Ehl-i Beyt-1
Salât ve selam Peygamberimize (s.a.a.) ve O’nun Ehl-i Beyt’ine olsun.Zübde–i Kur’an olan Peygamberimiz, Veda Haccı’ndan dönerken ümmetine şu ikazda bulunmuştur: “Size iki emanet bırakıyorum . Biri Allah’ın...
Salât ve selam Peygamberimize (s.a.a.) ve O’nun Ehl-i Beyt’ine olsun.
Zübde–i Kur’an olan Peygamberimiz, Veda Haccı’ndan dönerken ümmetine şu ikazda bulunmuştur: “Size iki emanet bırakıyorum . Biri Allah’ın kitabı Kur’an, diğeri Ehl-i Beyt’imdir. Bunlara sarıldığınız sürece hidayettesiniz.”
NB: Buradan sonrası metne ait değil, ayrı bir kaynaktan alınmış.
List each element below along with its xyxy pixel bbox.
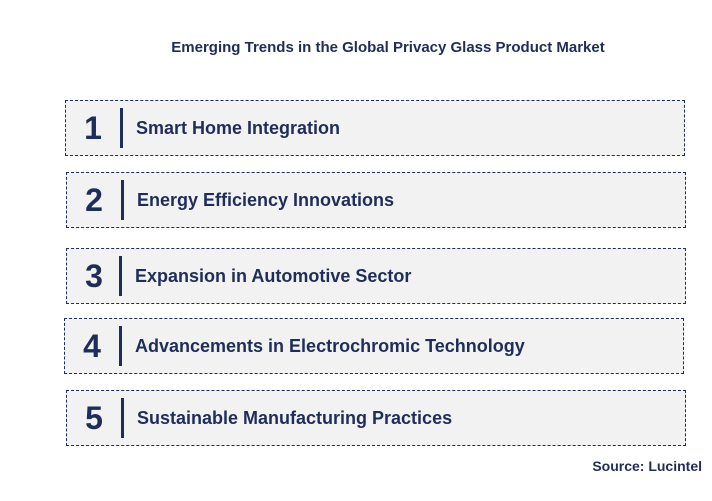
trend-item-2: 2 Energy Efficiency Innovations (66, 172, 686, 228)
trend-number: 1 (84, 109, 102, 146)
trend-label: Smart Home Integration (136, 117, 341, 138)
divider-bar (120, 108, 123, 148)
source-note: Source: Lucintel (592, 458, 702, 474)
divider-bar (121, 398, 124, 438)
diagram-title: Emerging Trends in the Global Privacy Gl… (171, 39, 605, 56)
trend-number: 5 (85, 399, 103, 436)
trend-item-4: 4 Advancements in Electrochromic Technol… (64, 318, 684, 374)
trend-number: 4 (83, 327, 101, 364)
trend-label: Energy Efficiency Innovations (137, 189, 395, 210)
trend-label: Sustainable Manufacturing Practices (137, 407, 453, 428)
trend-item-3: 3 Expansion in Automotive Sector (66, 248, 686, 304)
trend-number: 3 (85, 257, 103, 294)
trend-item-1: 1 Smart Home Integration (65, 100, 685, 156)
divider-bar (119, 256, 122, 296)
trend-number: 2 (85, 181, 103, 218)
divider-bar (119, 326, 122, 366)
trend-item-5: 5 Sustainable Manufacturing Practices (66, 390, 686, 446)
trend-label: Expansion in Automotive Sector (135, 265, 412, 286)
divider-bar (121, 180, 124, 220)
trend-label: Advancements in Electrochromic Technolog… (135, 335, 525, 356)
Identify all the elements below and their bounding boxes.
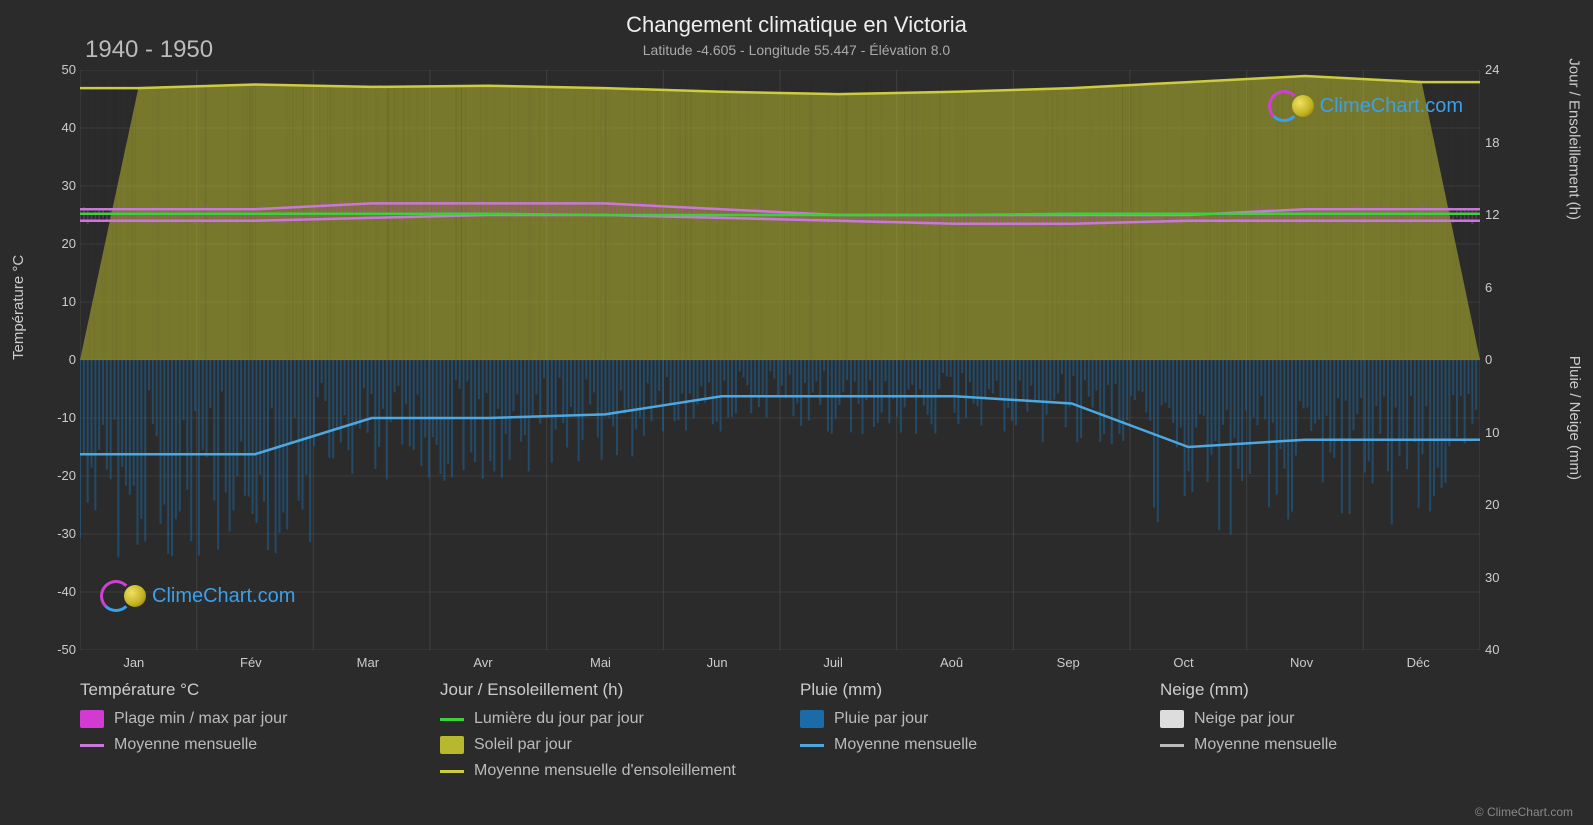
watermark-top: ClimeChart.com <box>1268 90 1463 122</box>
y-axis-right-top-label: Jour / Ensoleillement (h) <box>1566 58 1583 220</box>
legend-swatch <box>440 718 464 721</box>
y-tick-left: -10 <box>50 410 76 425</box>
legend-swatch <box>80 710 104 728</box>
y-axis-left-label: Température °C <box>10 255 27 360</box>
legend-label: Moyenne mensuelle <box>834 736 977 754</box>
legend-swatch <box>800 744 824 747</box>
chart-subtitle: Latitude -4.605 - Longitude 55.447 - Élé… <box>0 42 1593 58</box>
legend-item: Neige par jour <box>1160 710 1480 728</box>
y-tick-left: -50 <box>50 642 76 657</box>
y-tick-left: -20 <box>50 468 76 483</box>
watermark-bottom: ClimeChart.com <box>100 580 295 612</box>
x-tick-month: Juil <box>823 655 843 670</box>
legend-sun: Jour / Ensoleillement (h) Lumière du jou… <box>440 680 760 788</box>
x-tick-month: Jan <box>123 655 144 670</box>
legend-item: Soleil par jour <box>440 736 760 754</box>
watermark-text: ClimeChart.com <box>152 585 295 608</box>
legend-item: Pluie par jour <box>800 710 1120 728</box>
y-tick-left: -40 <box>50 584 76 599</box>
y-tick-right-top: 24 <box>1485 62 1499 77</box>
chart-container: Changement climatique en Victoria Latitu… <box>0 0 1593 825</box>
legend-item: Moyenne mensuelle <box>800 736 1120 754</box>
y-tick-left: 0 <box>50 352 76 367</box>
legend-label: Moyenne mensuelle d'ensoleillement <box>474 762 736 780</box>
legend-label: Plage min / max par jour <box>114 710 287 728</box>
legend-temp-header: Température °C <box>80 680 400 700</box>
x-tick-month: Mar <box>357 655 379 670</box>
y-tick-right-bot: 10 <box>1485 425 1499 440</box>
legend-rain-header: Pluie (mm) <box>800 680 1120 700</box>
y-tick-left: 10 <box>50 294 76 309</box>
y-tick-left: 30 <box>50 178 76 193</box>
x-tick-month: Mai <box>590 655 611 670</box>
x-tick-month: Sep <box>1057 655 1080 670</box>
y-tick-left: -30 <box>50 526 76 541</box>
legend-item: Lumière du jour par jour <box>440 710 760 728</box>
x-tick-month: Aoû <box>940 655 963 670</box>
legend-snow: Neige (mm) Neige par jour Moyenne mensuel… <box>1160 680 1480 788</box>
chart-plot-area <box>80 70 1480 650</box>
legend-swatch <box>1160 710 1184 728</box>
legend-item: Moyenne mensuelle <box>80 736 400 754</box>
legend-temp: Température °C Plage min / max par jour M… <box>80 680 400 788</box>
legend-item: Moyenne mensuelle d'ensoleillement <box>440 762 760 780</box>
chart-svg <box>80 70 1480 650</box>
y-tick-right-bot: 30 <box>1485 570 1499 585</box>
y-tick-right-top: 12 <box>1485 207 1499 222</box>
x-tick-month: Oct <box>1173 655 1193 670</box>
legend-snow-header: Neige (mm) <box>1160 680 1480 700</box>
legend-sun-header: Jour / Ensoleillement (h) <box>440 680 760 700</box>
y-tick-left: 50 <box>50 62 76 77</box>
x-tick-month: Nov <box>1290 655 1313 670</box>
y-tick-left: 20 <box>50 236 76 251</box>
y-tick-right-bot: 20 <box>1485 497 1499 512</box>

Öyleyse hidayet kaynağı, Ehl-i Beyt’tir.
Ehl-i Beyt Kur’an-ı Kerim’de Cenab-ı Hakk’ın (cc) doğru, temiz ve sevilmesi şart olarak buyurduğu Peygamber ailesidir.
Bazıları, Hz. Peygamberin hanımlarının veya Haşimoğullarının Ehl-i Beyt içine girdiğini iddia etseler de, Ehl-i Beyt Hamse-i Ali Aba hadisinde Hz. Peygamberin beyan buyurduğu şekliyle; Peygamberimiz, Hz. Fatıma, Hz. Ali, Hz. hasan ve Hz. Hüseyin efendilerimizdir.
Ehl-i Beyt hakkında Kur’an-ı Kerim’de onlarca ayet bulunmaktadır.
“Kim sana gelen ilimden sonra seninle tartışmaya girişirse, de ki, ‘gelin oğullarımızı ve oğullarınızı, kadınlarımızı ve kadınlarınızı, kendimizi ve kendinizi çağıralım’ ve sonra dua edelim de Allah’ın laneti yalancıların üzerine olsun.” (Al-i İmran, 61) Bu ayetin nazil olmasından sonra Hz. Peygamber Necran Hıristiyanlarıyla karşılaşmaya Hz. Fatıma, Hz. Ali, Hz. Hasan ve Hz. Hüseyin’i alarak gitmiştir.